Masuknya minat institusional ini mencerminkan fase awal peluncuran ETF Bitcoin dan Ethereum, yang ditandai dengan volatilitas jangka pendek diikuti oleh adopsi yang lebih luas.
Meskipun harga XRP terkonsolidasi di sekitar zona $2,12–$2,17 setelah lonjakan awal, para analis berpendapat bahwa arus masuk ETF beroperasi dengan lag penyelesaian melalui meja OTC. Dengan kata lain, dampak sebenarnya pada harga pasar mungkin tidak akan terlihat sampai nanti.
Meskipun XRP mengalami tahun yang eksplosif, ditandai dengan utilitas rekor, adopsi XRPL yang meningkat, dan investasi strategis Ripple sebesar $500 juta, aset tersebut masih menghadapi pendakian yang curam jika berharap untuk mengalahkan Ethereum.
Ethereum tetap kokoh di posisi kedua dengan kapitalisasi pasar $373 miliar, didukung oleh ekosistem besar aplikasi terdesentralisasi, kontrak pintar, dan aset yang ditokenisasi. XRP, saat ini sekitar $129 miliar, beroperasi pada jaringan yang dioptimalkan untuk pembayaran daripada aplikasi yang dapat diprogram.
Para analis mencatat bahwa sementara kasus penggunaan institusional XRP semakin mendalam, terutama dalam penyelesaian lintas batas, tokenisasi, dan infrastruktur perbankan, kurangnya lapisan kontrak pintar asli membatasi kemampuannya untuk mencerminkan permintaan yang didorong pengembang seperti Ethereum.
Untuk saat ini, para ahli mengatakan bahwa mengalahkan Ethereum tidak mungkin dalam jangka pendek hingga menengah. Tetapi dengan utilitas yang berkembang, akumulasi yang didorong ETF, dan adopsi yang berkembang di Jepang, AS, dan bank-bank global, kapitalisasi pasar XRP masih bisa naik secara substansial.
Prospek Harga: Volatilitas Sekarang, Pergerakan Lebih Besar NantiDari sudut pandang teknis, XRP berada pada zona dukungan kritis di dekat $2,12, berulang kali menguji level Fibonacci 0,382. Tekanan penjualan tetap ada, dengan arus keluar modal dan level tertinggi yang lebih rendah pada grafik.
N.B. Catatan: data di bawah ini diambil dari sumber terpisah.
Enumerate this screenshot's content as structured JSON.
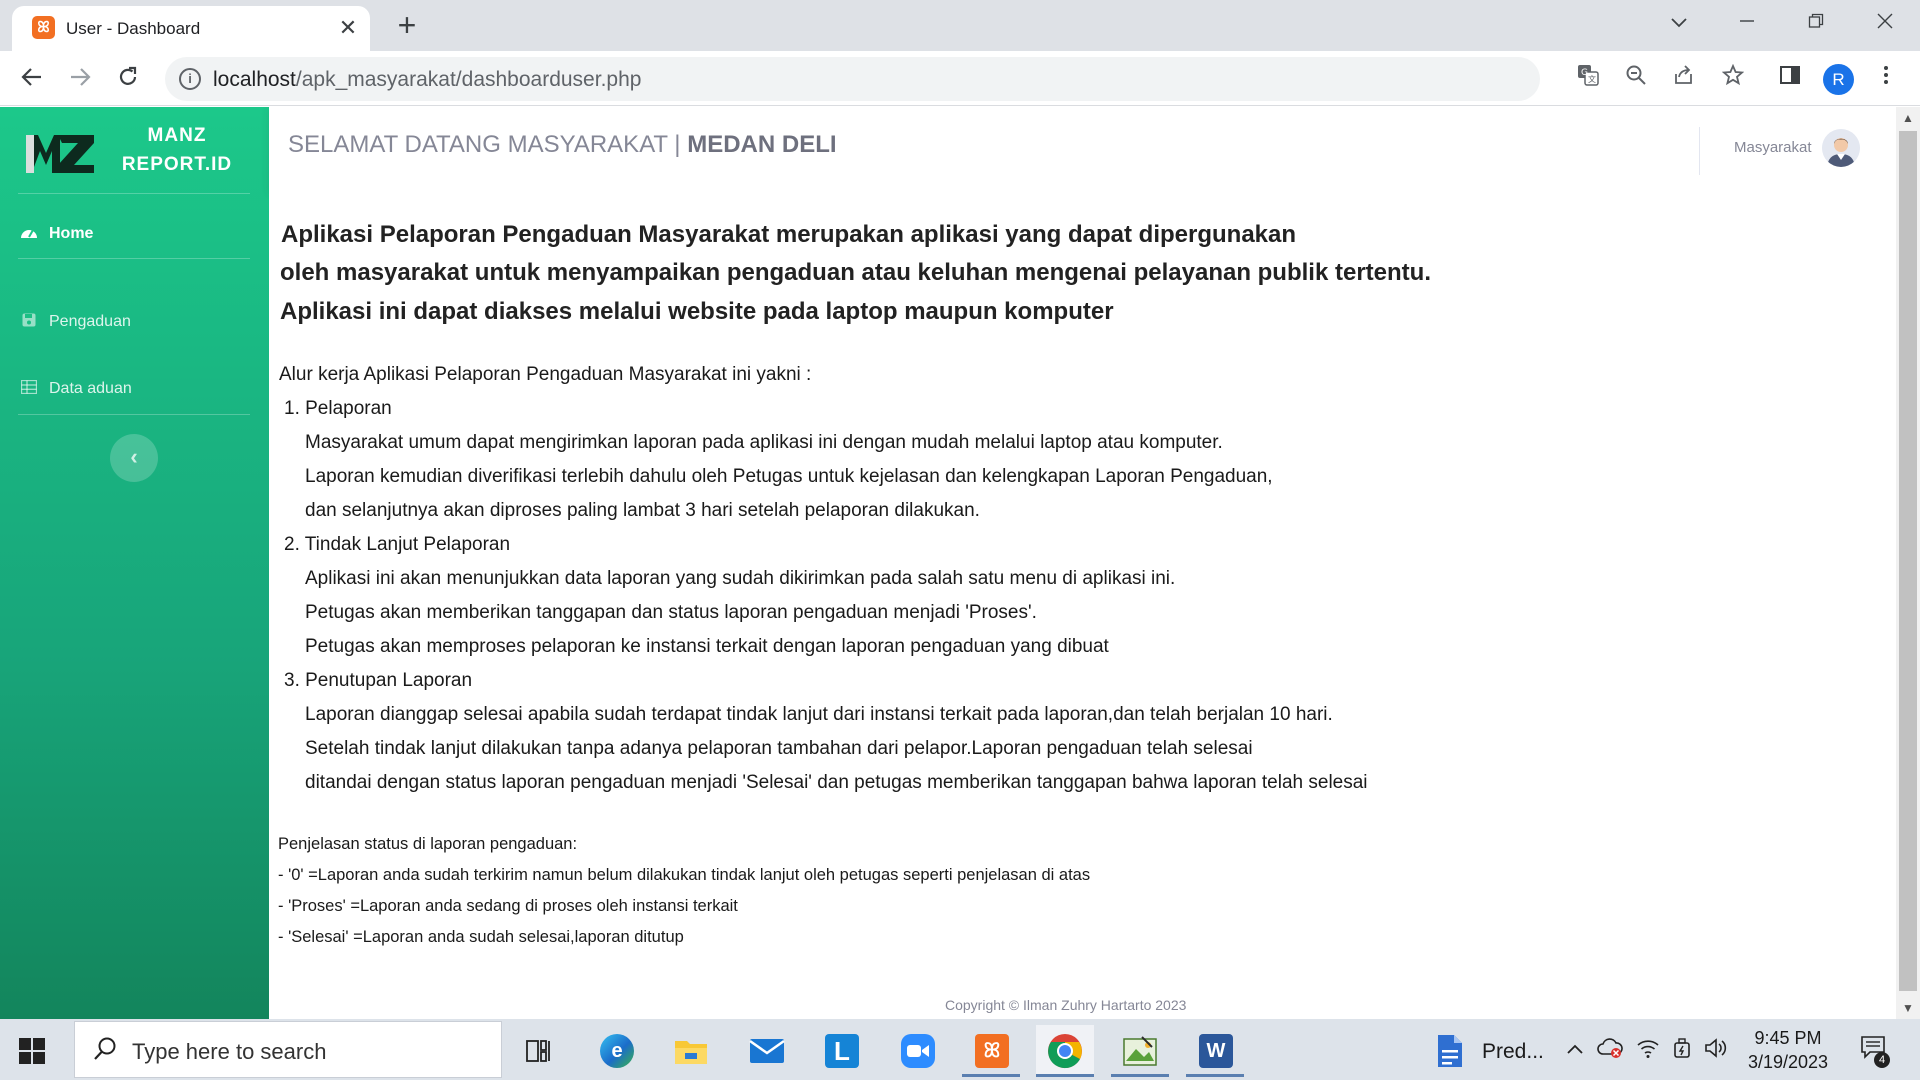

Namun minat terbuka telah melonjak dari $1 miliar menjadi lebih dari $6 miliar sejak Oktober, menandakan keterlibatan trader yang kuat.
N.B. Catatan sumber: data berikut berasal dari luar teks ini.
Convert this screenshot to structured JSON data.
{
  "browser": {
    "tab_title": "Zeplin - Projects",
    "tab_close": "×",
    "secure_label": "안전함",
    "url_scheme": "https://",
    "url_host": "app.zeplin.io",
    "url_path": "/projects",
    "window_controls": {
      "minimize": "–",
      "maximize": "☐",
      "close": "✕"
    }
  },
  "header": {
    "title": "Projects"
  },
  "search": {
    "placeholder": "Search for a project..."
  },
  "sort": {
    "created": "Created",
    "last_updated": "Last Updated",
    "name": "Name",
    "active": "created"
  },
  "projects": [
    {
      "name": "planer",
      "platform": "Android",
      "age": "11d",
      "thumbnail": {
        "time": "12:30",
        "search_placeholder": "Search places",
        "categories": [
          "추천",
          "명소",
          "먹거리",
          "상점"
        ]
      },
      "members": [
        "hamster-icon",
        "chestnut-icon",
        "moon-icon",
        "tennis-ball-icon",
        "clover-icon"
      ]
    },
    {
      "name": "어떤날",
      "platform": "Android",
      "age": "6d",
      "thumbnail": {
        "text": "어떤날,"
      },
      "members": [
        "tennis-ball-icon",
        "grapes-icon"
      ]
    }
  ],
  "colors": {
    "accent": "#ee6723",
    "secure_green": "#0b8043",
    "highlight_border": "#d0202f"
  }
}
Bacaan Terkait: Analis Mengatakan Anda Melihat XRP Dengan Cara Yang Salah, Inilah Yang Sebenarnya Dilakukannya
Perkiraan jangka panjang dari para analis tetap optimis, dengan beberapa memproyeksikan kemungkinan pergerakan menuju $6–$25 jika arus masuk ETF menguat dan likuiditas mengencang. Saat November dan Desember menghadirkan beberapa pencatatan ETF, pergerakan besar XRP berikutnya kemungkinan akan dibentuk oleh seberapa cepat alokasi institusional meningkat.